Lors d’un vox pop météo ce 3 février, la journaliste dont seul le visage était à peine visible demande à une dame, découverte de la tête au cou, ce qu’elle pense de la vague de froid: « Ben moi je pars pour l’Abitibi, alors je m’en fout un peu », répondit-elle candidement.

J’en suis, en Abitibi, à mon 76e hiver et à ce que je sache, il a toujours fait froid en hiver. Les -30 à -40 degrés sont la norme en janvier et février. J’ai déjà été moi-même un petit lapin (ou peut-être un lièvre). Or dans mon temps on ne manquait pas une journée d’école pour un -40 degrés. Ni pour une tempête. Ça prenait une avalanche pour nous garder à la maison… Il n’y avait pas de transport scolaire et un mille à pied ne nous faisait pas peur. Habillés chaudement, le capuchon rabattu sur la tête, on prenait la route, coupant même parfois à travers champs. Le facteur éolien ? On connaissait pas. Personne n’en est mort, personne n’a rencontré un virus.

Au début des années ’60, quand la testostérone commença à réchauffer mon sang, je parcourrais deux milles à -30 degrés, en souliers et chaloupes, un léger manteau par-dessus mon habit de ville, pour aller rencontrer des filles au resto du village. Au grand dam de mon père qui aurait voulu que je porte l’étoffe des chantiers.

Et plus tard, j’ai encore affronté le froid, dormant sous la tente à plus d’une centaine d’occasions sur le lac Abitibi, bravant -35 degrés la nuit et le vent ou la tempête le lendemain. C’est ce que nos ancêtres ont fait pendant quelques centaines d’années.

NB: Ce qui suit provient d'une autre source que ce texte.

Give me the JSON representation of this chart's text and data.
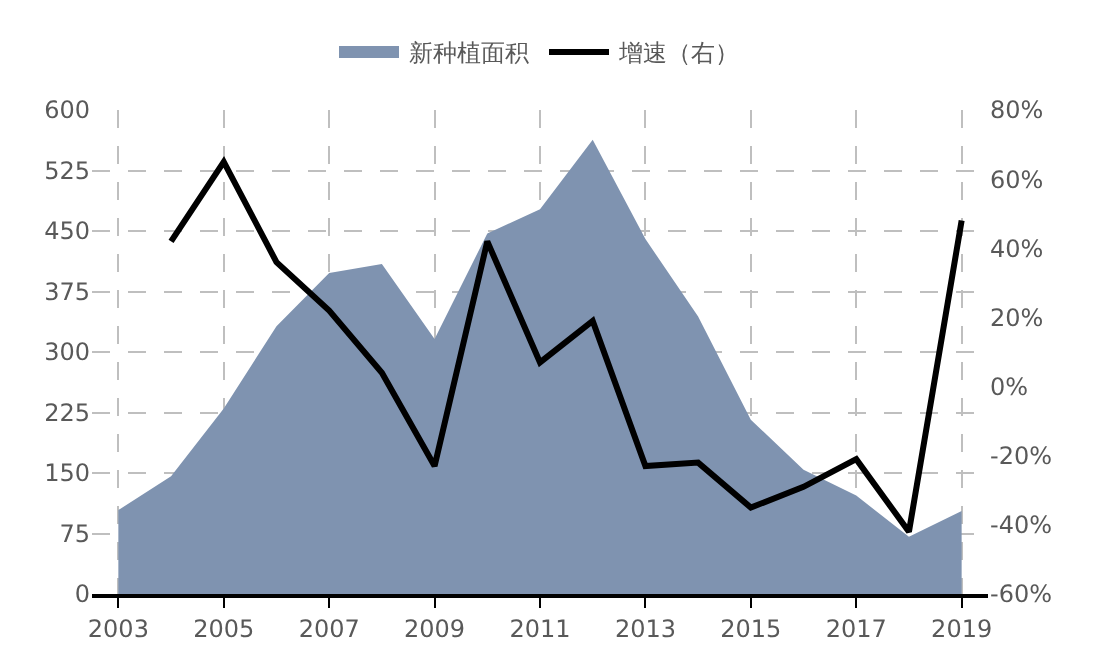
{
  "chart_data": {
    "type": "area",
    "categories": [
      "2003",
      null,
      "2005",
      null,
      "2007",
      null,
      "2009",
      null,
      "2011",
      null,
      "2013",
      null,
      "2015",
      null,
      "2017",
      null,
      "2019"
    ],
    "series": [
      {
        "name": "新种植面积",
        "color": "#7f93b0",
        "values": [
          104,
          146,
          230,
          332,
          398,
          409,
          316,
          447,
          477,
          563,
          440,
          344,
          216,
          154,
          122,
          71,
          103
        ]
      },
      {
        "name": "增速（右）",
        "type": "line",
        "axis": "y2",
        "color": "#000000",
        "values": [
          null,
          42,
          65,
          36,
          22,
          4,
          -23,
          42,
          7,
          19,
          -23,
          -22,
          -35,
          -29,
          -21,
          -42,
          48
        ]
      }
    ],
    "ylim": [
      0,
      600
    ],
    "yticks": [
      0,
      75,
      150,
      225,
      300,
      375,
      450,
      525,
      600
    ],
    "y2lim": [
      -60,
      80
    ],
    "y2ticks": [
      {
        "value": -60,
        "label": "-60%"
      },
      {
        "value": -40,
        "label": "-40%"
      },
      {
        "value": -20,
        "label": "-20%"
      },
      {
        "value": 0,
        "label": "0%"
      },
      {
        "value": 20,
        "label": "20%"
      },
      {
        "value": 40,
        "label": "40%"
      },
      {
        "value": 60,
        "label": "60%"
      },
      {
        "value": 80,
        "label": "80%"
      }
    ],
    "grid": true,
    "legend": "top",
    "marker": "none",
    "line_style": "solid"
  }
}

Nous en sommes, au Québec, à notre 489e hiver depuis que Jacques Cartier a abordé nos côtes. Pourquoi en sommes-nous arrivés à craindre qu’il y fasse froid ? Pourquoi sommes-nous devenus si moumounes ? Serait-ce la météo spectacle qui dramatise dès que le mercure descend à -15, faisant en sorte que les gens ne sortent plus ? Le confort nous a-t-il lentement amené à haïr l’hiver ?

Le froid s’apprivoise, savez-vous? Il suffit de sortir, de le respirer pour vivifier ses poumons et de le laisser un peu caresser nos joues. Parlez-en à Caroline Côté qui revient d’une randonnée de 35 jours au pôle Sud en Antarctique.